Para Pemuda Israel Pilih Dipenjara ketimbang Perang di Gaza, Alasannya Mengejutkan
TEL AVIV, iNews.id - Seorang pemuda Israel Itamar Greenberg sudah biasa masuk-keluar penjara. Bukan karena dia penjahat jalanan, tapi menolak panggilan wajib militer, termasuk tentunya dikirim ke medan perang Jalur Gaza.
Pria 18 tahun itu menghabiskan 197 hari di dalam penjara dalam setahun terakhir. Masa hukuman itu untuk lima kali penolakan wajib militer yang dia lakukan. Teranyar, Greenberg baru dibebaskan pada awal Maret dari penjara Neve Tzedek.
Dia menjelaskan, penolakannya untuk mengikuti wajib militer merupakan hasil pertimbangan yang panjang.
“Semakin banyak yang saya pelajari, semakin saya tahu bahwa saya tidak bisa mengenakan seragam melambangkan pembunuhan dan penindasan,” katanya, kepada CNN, seraya menyebut perang Israel di Gaza, memperkuat keputusannya untuk menolak.
“Ada genosida.

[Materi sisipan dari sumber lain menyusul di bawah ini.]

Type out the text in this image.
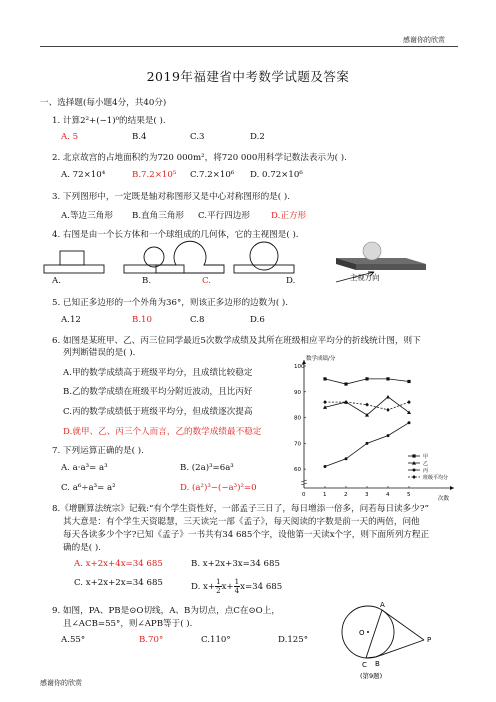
感谢你的欣赏
感谢你的欣赏
2019年福建省中考数学试题及答案
一、选择题(每小题4分，共40分)
1. 计算2²+(−1)⁰的结果是( ).
A. 5	B.4	C.3	D.2
2. 北京故宫的占地面积约为720 000m²，将720 000用科学记数法表示为( ).
A. 72×10⁴	B.7.2×10⁵ C.7.2×10⁶ D. 0.72×10⁶
3. 下列图形中，一定既是轴对称图形又是中心对称图形的是( ).
A.等边三角形 B.直角三角形 C.平行四边形 D.正方形
4. 右图是由一个长方体和一个球组成的几何体，它的主视图是( ).
A.	B.	C.	D.	主视方向
5. 已知正多边形的一个外角为36°，则该正多边形的边数为( ).
A.12	B.10	C.8	D.6
6. 如图是某班甲、乙、丙三位同学最近5次数学成绩及其所在班级相应平均分的折线统计图，则下
列判断错误的是( ).
A.甲的数学成绩高于班级平均分，且成绩比较稳定
B.乙的数学成绩在班级平均分附近波动，且比丙好
C.丙的数学成绩低于班级平均分，但成绩逐次提高
D.就甲、乙、丙三个人而言，乙的数学成绩最不稳定
数学成绩/分
次数
0	1	2	3	4	5
60
70
80
90
100
甲
乙
丙
班级平均分
7. 下列运算正确的是( ).
A. a·a³= a³	B. (2a)³=6a³
C. a⁶÷a³= a²	D. (a²)³−(−a³)²=0
8.《增删算法统宗》记载:“有个学生资性好，一部孟子三日了，每日增添一倍多，问若每日读多少?”
其大意是：有个学生天资聪慧，三天读完一部《孟子》，每天阅读的字数是前一天的两倍，问他
每天各读多少个字?已知《孟子》一书共有34 685个字，设他第一天读x个字，则下面所列方程正
确的是( ).
A. x+2x+4x=34 685	B. x+2x+3x=34 685
C. x+2x+2x=34 685	D. $x+ \frac{1}{2} x+ \frac{1}{4} x=34$ 685
9. 如图，PA、PB是⊙O切线，A、B为切点，点C在⊙O上，
且∠ACB=55°，则∠APB等于( ).
A.55°	B.70°	C.110°	D.125°
A
O
P
C B
(第9题)
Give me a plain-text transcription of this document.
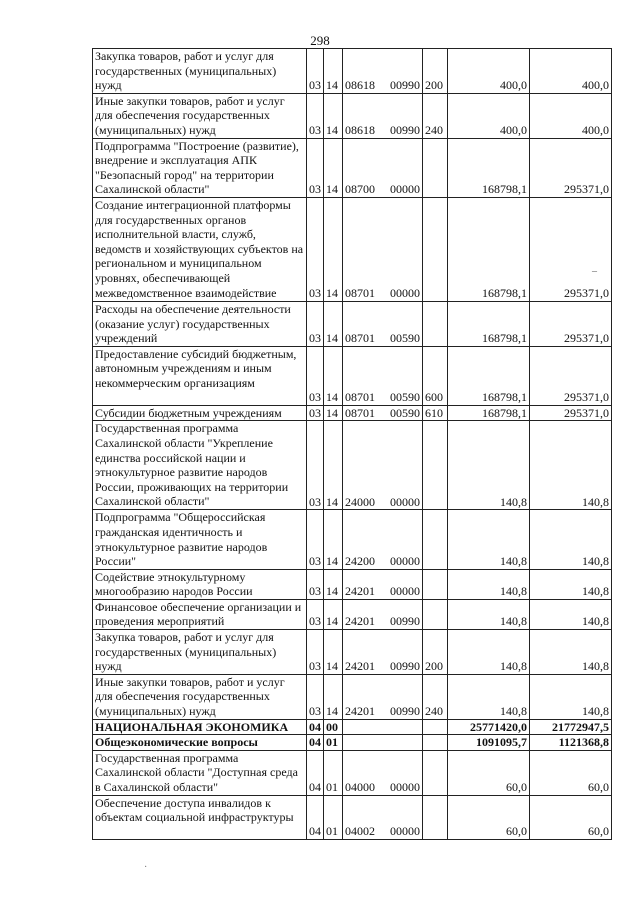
298
Закупка товаров, работ и услуг для государственных (муниципальных) нужд	03	14	08618 00990	200	400,0	400,0
Иные закупки товаров, работ и услуг для обеспечения государственных (муниципальных) нужд	03	14	08618 00990	240	400,0	400,0
Подпрограмма "Построение (развитие), внедрение и эксплуатация АПК "Безопасный город" на территории Сахалинской области"	03	14	08700 00000		168798,1	295371,0
Создание интеграционной платформы для государственных органов исполнительной власти, служб, ведомств и хозяйствующих субъектов на региональном и муниципальном уровнях, обеспечивающей межведомственное взаимодействие	03	14	08701 00000		168798,1	295371,0
Расходы на обеспечение деятельности (оказание услуг) государственных учреждений	03	14	08701 00590		168798,1	295371,0
Предоставление субсидий бюджетным, автономным учреждениям и иным некоммерческим организациям	03	14	08701 00590	600	168798,1	295371,0
Субсидии бюджетным учреждениям	03	14	08701 00590	610	168798,1	295371,0
Государственная программа Сахалинской области "Укрепление единства российской нации и этнокультурное развитие народов России, проживающих на территории Сахалинской области"	03	14	24000 00000		140,8	140,8
Подпрограмма "Общероссийская гражданская идентичность и этнокультурное развитие народов России"	03	14	24200 00000		140,8	140,8
Содействие этнокультурному многообразию народов России	03	14	24201 00000		140,8	140,8
Финансовое обеспечение организации и проведения мероприятий	03	14	24201 00990		140,8	140,8
Закупка товаров, работ и услуг для государственных (муниципальных) нужд	03	14	24201 00990	200	140,8	140,8
Иные закупки товаров, работ и услуг для обеспечения государственных (муниципальных) нужд	03	14	24201 00990	240	140,8	140,8
НАЦИОНАЛЬНАЯ ЭКОНОМИКА	04	00			25771420,0	21772947,5
Общеэкономические вопросы	04	01			1091095,7	1121368,8
Государственная программа Сахалинской области "Доступная среда в Сахалинской области"	04	01	04000 00000		60,0	60,0
Обеспечение доступа инвалидов к объектам социальной инфраструктуры	04	01	04002 00000		60,0	60,0
–
·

Jadi, kita tidak butuh alasan yang kuat lagi (untuk menolak),” tuturnya, menambahkan.
Gempa M5,2 Guncang Borong NTT
Pemerintah Israel membantah tuduhan bahwa perang di Gaza merupakan genosida terhadap rakyat Palestina, melainkan untuk membela keamanan nasional. Namun tidak bagi Greenberg. Pembantaian anak-anak dan perempuan sudah dilakukan terang-benderang.
"Saya menginginkan perubahan ini dan saya akan mengorbankan nyawa saya untuk itu," kata Greenberg, mengenai keputusannya yang bulat untuk memilih penjara daripada bertugas di Pasukan Pertahanan Israel (IDF).
Pilihan Greenberg itu jelas tidak populer di kalangan pria seusianya. Pasalnya, menolak wajib militer, apalagi dalam kondisi negara sedang berperang, adalah keputusan yang konsekuensinya sangat berat, bahkan pengucilan.
Di Israel, militer lebih dari sekadar institusi, melainkan tatanan sosial. Dinas militer dan identitas sebagai seorang Yahudi saling terkait erat.
Bahkan sejak sekolah dasar (SD), semua murid diajarkan bahwa suatu saat kelak akan menjadi tentara untuk melindungi anak-anak seperti mereka. Tentara-tentara bahkan mendatangi ruang kelas dan sekolah untuk mendorong siswa untuk mendaftar wajib militer.
Pada usia 16 tahun, para siswa menerima perintah perekrutan pertama dan puncaknya adalah wajib militer pada usia 18 tahun. Banyak di antara kalangan Yahudi meyakini bahwa perang suatu kehormatan, tugas mulia, sekaligus ibadah.
Greenberg harus menerima kenyataan pahit, sampai dikucilkan oleh keluarganya. Dia bahkan disebut sebagai orang Yahudi yang membenci diri sendiri, antisemit, pendukung teroris, dan pengkhianat.
“Orang-orang mengirim pesan kepada saya di Instagram dan mengatakan bahwa mereka akan membantai saya, seperti yang Hamas lakukan kepada orang Israel pada 7 Oktober,” ujarnya.
Bahkan di penjara, Greenberg harus ditempatkan di sel isolasi setelah mendapat ancaman dari sesama tahanan.
Meskipun dikucilkan secara sosial, dia serta komunitas jaringan organisasi penolak wajib militer, tetap teguh pada pendirian mereka. Greenberg bukan satu-satunya pemuda Israel yang memilih jalan itu.
Mesarvot, organisasi yang mendukung para pembangkan wajib militer, mengungkap sejauh ini jumlah orang seperti sangat kecil. Hanya belasan pemuda yang secara terang-terangan menolak wajib militer atas dasar hati nurani, sejak dimulainya perang 7 Oktober 2023.
Namun jumlah itu sudah lebih tinggi daripada tahun-tahun sebelum perang.
Mesarvot mengungkap, ada jauh lebih banyak penolak yang masuk kategori abu-abu. Ada juga yang berusaha menghindarinya dengan berbagai alasan bohong, seperti mengalami gangguan mental. Mereka yanhg mengalami gangguan jiwa tak akan dihukum penjara.
Yesh Gvul, anggota kelompok antiperang lain, mengatakan setiap tahun rata-rata 20 persen anak muda menolak wajib militer.
Militer Israel tidak menerbitkan angka tentang penolakan wajib militer.